The jury of seven men and four women spent 11 hours deliberating before announcing the verdicts to a packed courtroom.

A distraught Michael Curtis tried to walk away as the verdicts were delivered, and he and his brother had to be restrained by Corrections officers, who pulled them to the back of the courtroom.

Kuka stood expressionless as her guilty verdicts were given.

She acknowledged someone in the court with an upwards nod as she was taken from the room.

Two others charged - Nia's cousin, Michael Pearson, and Michael Curtis' partner, Oriwa Kemp - were found not guilty of manslaughter, but guilty, with the Curtis brothers, on abuse charges.

Nia's father, Glassie Glassie jnr, 35, said he did not attend the trial because of his feelings towards his ex-partner, Kuka.

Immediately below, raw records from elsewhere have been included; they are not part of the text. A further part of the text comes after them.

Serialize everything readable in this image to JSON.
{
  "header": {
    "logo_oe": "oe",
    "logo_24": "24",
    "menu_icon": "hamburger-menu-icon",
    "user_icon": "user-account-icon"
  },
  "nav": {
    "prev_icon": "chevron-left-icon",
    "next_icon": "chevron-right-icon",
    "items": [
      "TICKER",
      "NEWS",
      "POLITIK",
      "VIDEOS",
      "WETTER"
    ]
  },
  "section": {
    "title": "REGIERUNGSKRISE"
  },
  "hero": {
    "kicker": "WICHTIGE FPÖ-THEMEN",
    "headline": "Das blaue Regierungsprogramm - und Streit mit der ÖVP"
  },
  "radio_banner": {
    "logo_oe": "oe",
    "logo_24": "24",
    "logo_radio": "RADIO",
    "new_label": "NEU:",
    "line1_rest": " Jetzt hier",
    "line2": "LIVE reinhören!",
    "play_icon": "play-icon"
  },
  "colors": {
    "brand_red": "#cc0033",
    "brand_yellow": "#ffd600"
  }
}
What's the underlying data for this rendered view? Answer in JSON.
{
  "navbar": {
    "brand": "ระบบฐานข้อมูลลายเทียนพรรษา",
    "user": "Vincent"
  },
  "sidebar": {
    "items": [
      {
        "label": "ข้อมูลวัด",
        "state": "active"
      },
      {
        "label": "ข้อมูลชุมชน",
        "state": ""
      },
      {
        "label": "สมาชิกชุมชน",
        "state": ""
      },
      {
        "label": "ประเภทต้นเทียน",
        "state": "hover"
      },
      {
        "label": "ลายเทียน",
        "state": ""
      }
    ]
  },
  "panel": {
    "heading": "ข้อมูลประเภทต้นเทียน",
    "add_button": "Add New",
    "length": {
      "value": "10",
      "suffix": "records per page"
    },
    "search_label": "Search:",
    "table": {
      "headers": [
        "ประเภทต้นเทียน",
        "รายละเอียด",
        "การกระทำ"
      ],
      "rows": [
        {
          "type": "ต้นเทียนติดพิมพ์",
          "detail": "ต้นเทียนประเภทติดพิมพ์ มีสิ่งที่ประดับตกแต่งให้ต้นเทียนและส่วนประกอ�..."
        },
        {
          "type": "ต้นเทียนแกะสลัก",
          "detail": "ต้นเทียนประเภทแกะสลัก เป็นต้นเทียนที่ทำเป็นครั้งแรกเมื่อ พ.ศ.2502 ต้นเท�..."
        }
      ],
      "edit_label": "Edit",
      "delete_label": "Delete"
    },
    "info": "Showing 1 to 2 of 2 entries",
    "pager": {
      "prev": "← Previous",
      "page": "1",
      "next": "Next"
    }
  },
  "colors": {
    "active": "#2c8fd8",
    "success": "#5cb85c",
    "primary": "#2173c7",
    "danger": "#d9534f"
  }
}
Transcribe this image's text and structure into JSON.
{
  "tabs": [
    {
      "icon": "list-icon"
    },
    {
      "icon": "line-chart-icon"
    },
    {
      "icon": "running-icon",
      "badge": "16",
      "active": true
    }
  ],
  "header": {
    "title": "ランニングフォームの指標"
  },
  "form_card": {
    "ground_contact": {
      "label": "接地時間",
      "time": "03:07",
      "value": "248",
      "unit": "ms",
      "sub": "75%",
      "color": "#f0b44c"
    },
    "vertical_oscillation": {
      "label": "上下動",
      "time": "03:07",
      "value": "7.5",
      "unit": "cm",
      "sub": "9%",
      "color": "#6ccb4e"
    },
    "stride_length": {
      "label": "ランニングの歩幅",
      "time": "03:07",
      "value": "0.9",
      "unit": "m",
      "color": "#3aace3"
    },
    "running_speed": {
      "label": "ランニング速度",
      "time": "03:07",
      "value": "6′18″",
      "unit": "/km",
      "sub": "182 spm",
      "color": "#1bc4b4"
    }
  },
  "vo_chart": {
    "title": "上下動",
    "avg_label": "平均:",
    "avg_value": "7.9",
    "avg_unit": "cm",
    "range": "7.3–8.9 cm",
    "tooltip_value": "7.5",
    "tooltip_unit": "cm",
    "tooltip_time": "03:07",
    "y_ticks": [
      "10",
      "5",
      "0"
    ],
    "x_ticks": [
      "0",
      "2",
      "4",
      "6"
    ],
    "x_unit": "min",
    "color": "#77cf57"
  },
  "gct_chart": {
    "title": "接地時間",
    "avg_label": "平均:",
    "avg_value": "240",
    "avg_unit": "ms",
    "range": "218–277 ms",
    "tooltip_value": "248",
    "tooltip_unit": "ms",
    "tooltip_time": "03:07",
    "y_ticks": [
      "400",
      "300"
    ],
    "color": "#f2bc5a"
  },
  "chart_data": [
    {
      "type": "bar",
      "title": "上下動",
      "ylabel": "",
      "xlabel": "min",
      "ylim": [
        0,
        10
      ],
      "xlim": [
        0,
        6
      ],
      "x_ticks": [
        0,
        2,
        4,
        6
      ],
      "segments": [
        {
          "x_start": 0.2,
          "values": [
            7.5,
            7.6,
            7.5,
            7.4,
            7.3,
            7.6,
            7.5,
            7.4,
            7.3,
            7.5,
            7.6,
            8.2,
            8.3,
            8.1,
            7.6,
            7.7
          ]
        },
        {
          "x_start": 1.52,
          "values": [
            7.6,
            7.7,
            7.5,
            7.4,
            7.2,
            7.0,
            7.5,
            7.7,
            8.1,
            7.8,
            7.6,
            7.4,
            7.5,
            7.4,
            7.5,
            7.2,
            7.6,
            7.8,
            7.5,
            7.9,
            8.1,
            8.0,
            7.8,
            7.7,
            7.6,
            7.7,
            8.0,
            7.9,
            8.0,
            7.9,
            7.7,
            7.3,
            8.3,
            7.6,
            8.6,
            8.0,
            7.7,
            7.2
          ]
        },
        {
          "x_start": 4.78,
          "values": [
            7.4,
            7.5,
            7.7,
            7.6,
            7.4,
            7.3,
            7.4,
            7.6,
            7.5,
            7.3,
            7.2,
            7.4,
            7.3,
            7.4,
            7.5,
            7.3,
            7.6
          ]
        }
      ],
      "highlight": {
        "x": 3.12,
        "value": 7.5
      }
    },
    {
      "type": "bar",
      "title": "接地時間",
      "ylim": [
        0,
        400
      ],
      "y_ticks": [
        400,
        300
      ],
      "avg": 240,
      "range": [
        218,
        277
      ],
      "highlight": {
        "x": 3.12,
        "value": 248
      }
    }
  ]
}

"I really don't want to be there," he said. "It's hard because she was my partner before. I've been in a relationship with her and she's the mother of my kids. I feel sorry for her.

"It's just mixed feelings towards her. It shouldn't have happened that way."

He had no sense of relief at yesterday's verdicts.

"I've got no feelings. I can't explain - at the end of the day my baby's gone and nothing will bring her back."

Mr Glassie said he had forgiven all five accused who would now have to pay for their own mistakes.

His priority was about making sure his three other children with Kuka, aged 13, 11 and 9, were safe and looked after at home in Tokoroa.

"The kids are going to do normal things - go to school and come home. I've just got to be with them. I've still got to talk to them about what's happening, quietly."

The killing has shocked Rotorua. A woman who was at the court said residents felt helpless about what to do.

People cared, she said, but did not know how to break into the lives of people such as those responsible for Nia's death.

A police officer involved in the case described parts of Rotorua and outlying areas as "festering sores" for child abuse and said overseas colleagues had expressed shock at the level of violence inflicted on a three-year-old.

Detective Sergeant Mark Loper of Rotorua CIB told the Herald earlier in the year that although the community became outraged, it allowed such things to happen.

He did not believe Nia's case would be Rotorua's last child abuse incident.